Wednesday, October 26, 2011

Commentary

The Executioners



By Reginald Johnson
October 26, 2011



A lot of people are cheering the fact that Libyan dictator Moammar Gadhafi has been killed. Good riddance to a brutal despot, they say, the world is better without him.

I’m not cheering. It’s not that I think Gadhafi was some kind of nice guy. He clearly was not. He was a brutal tyrant. It’s just that I am getting sick and tired of how the United States thinks that it has the right to essentially rub out any person it deems to be acting against its interest, and to do so irrespective of U.S. law and international law.

As Noam Chomsky would say, we act like a Mafia don on the world stage --- using force and violence to get our way. Look at the godfather cross-eyed, and you’re history.

The so-called Libyan rebels reportedly killed Gadhafi, after a protracted battle for the dictator ‘s hometown of Sirte. But the reality is, the Americans and their fellow partners in crime, France, Britain and Italy, killed Gadhafi.

While there was a genuine uprising in Libya’s east in February against the dictatorship, and Western countries entered the conflict supposedly on humanitarian grounds --- to protect rebel areas and civilians from a massacre by Gadhafi forces --- the intervention soon became an all-out assault on the entire country. The action against Libya --- in the form of NATO planes attacking pro-Gadhafi areas constituted an illegal invasion that went far beyond the terms of the UN resolution passed in March allowing for military action to protect civilians.

The U.S. and their allies wanted Gadhafi out. Getting rid of the eccentric and independent-minded Libyan leader was seen as a means to install a more pliant government, which would surely grant unconditional access to the Libya’s massive amounts of high quality oil and water. A more obedient government in Tripoli also means the U.S. can build military bases in the country giving America a springboard for further interventions in the rest of resource-rich Africa.

The U.S., Britain and France saw the Benghazi uprising as providing a pretext for making their move on Gadhafi. The intervention had nothing to do with helping the Libyans achieve democracy, or promote the Arab Spring --- a idea advanced by some people on the left who should know better.

After months of NATO bombing runs --- with many civilians killed and civilian infrastructure destroyed ---- the rag tag rebel army caught up with Gadhafi and shot him. The exact circumstances of Gadhafi’s death are not clear, but this fact is: the rebel army never could have won this war without NATO assistance, and if the word had come down during the battle for Sirte, ‘capture, don’t kill Gadhafi,’ the dictator would have been taken alive. He was not --- this was an execution.

The annoying and nationalist-minded Col. Gadhafi was out of the way.

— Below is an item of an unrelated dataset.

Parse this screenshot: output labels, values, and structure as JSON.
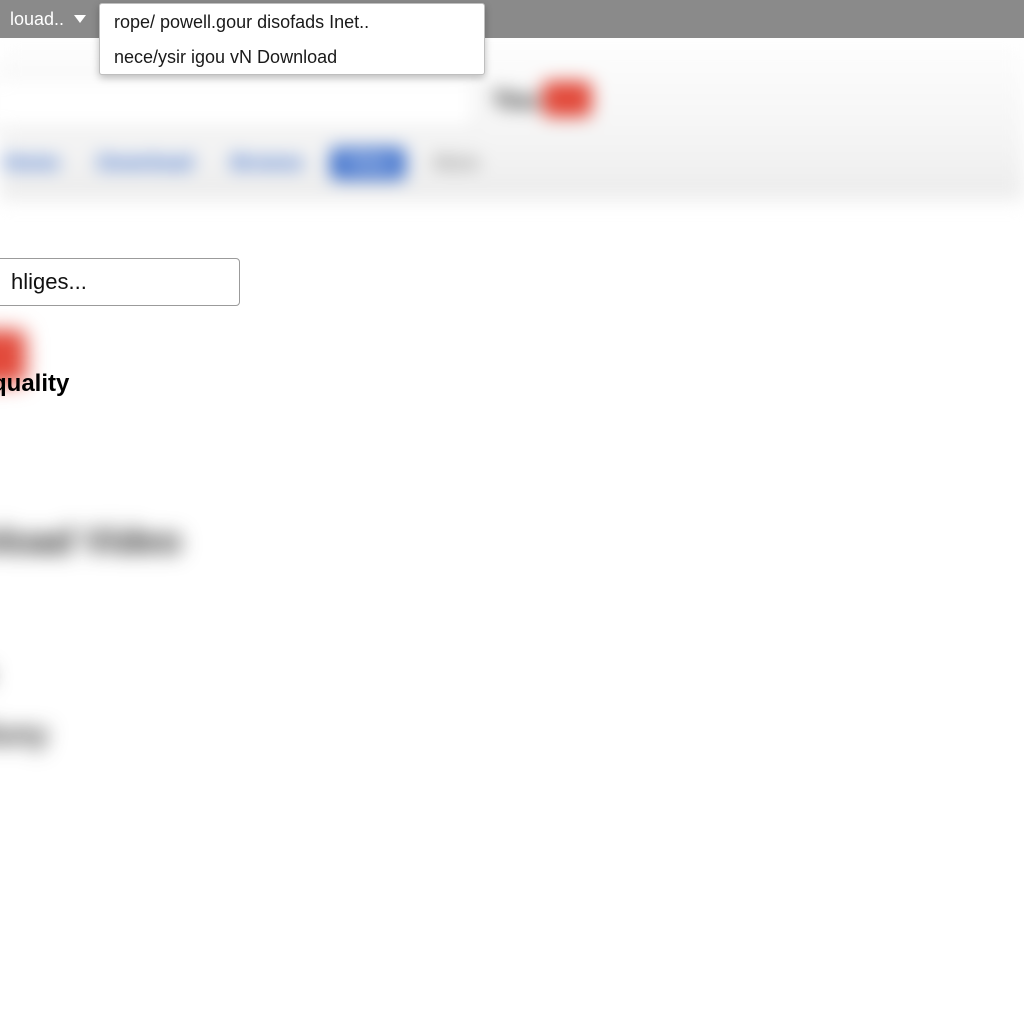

But had Libya attacked the United States, France or Britain? No. There was no legal basis under international law for the all-out assault that took place on this sovereign country. Nor did President Barack Obama get congressional approval for the attack in which the United States was so centrally involved. In so doing, Obama trampled on the constitution and the War Powers Act.

The elimination of Gadhafi was the third time this year that the U.S. carried out extra-judicial killings of heads of state or alleged terrorist leaders.

In September, a CIA drone in Yemen killed Anwar al-Awlaki, an American-born Muslim cleric with alleged al-Qaeda ties. He had been implicated in plots to harm the United States, but was never indicted. Nonetheless, he was put on a “kill list” set up by a secret panel in the White House’s National Security Council.

Awlaki’s killing violated the U.S. Constitution. The Fifth Amendment says no American citizen shall be “deprived of life, liberty or property without due process of law.”

What due process was given al-Awlaki? None. Just put on a kill list, and boom, taken out.

How different is this than what Stalin and Hitler did to opponents of their regimes, or those who they considered terrorists?

Al-Awlaki should have been captured and put on trial. Why wasn’t he? Maybe because the case against him wouldn’t have stood up in court?

Osama Bin-Laden, the reputed author of the 911 attacks (though no conclusive evidence has ever been presented to verify his role) was executed by U.S. commandoes in May. The raid on Bin Laden’s compound in Pakistan was done unilaterally by the U.S. without consultation with Pakistan.

Bin Laden was unarmed at the time of the raid, and could have been taken alive. Like al-Awlaki, he should have been captured, and brought to trial for his alleged crimes. He had been indicted for his role in the bombing of the U.S.S. Cole in 2000.

But he was executed, possibly on orders of President Obama, who watched the raid in real time with his White House team.

His body was then dumped at sea.

What has our nation come to? Is this the America of 2011 --- one whose government has secret kill lists, execution teams and a population (at least many) who cheer when designated “bad guys” are killed in a lawless manner? Apparently so.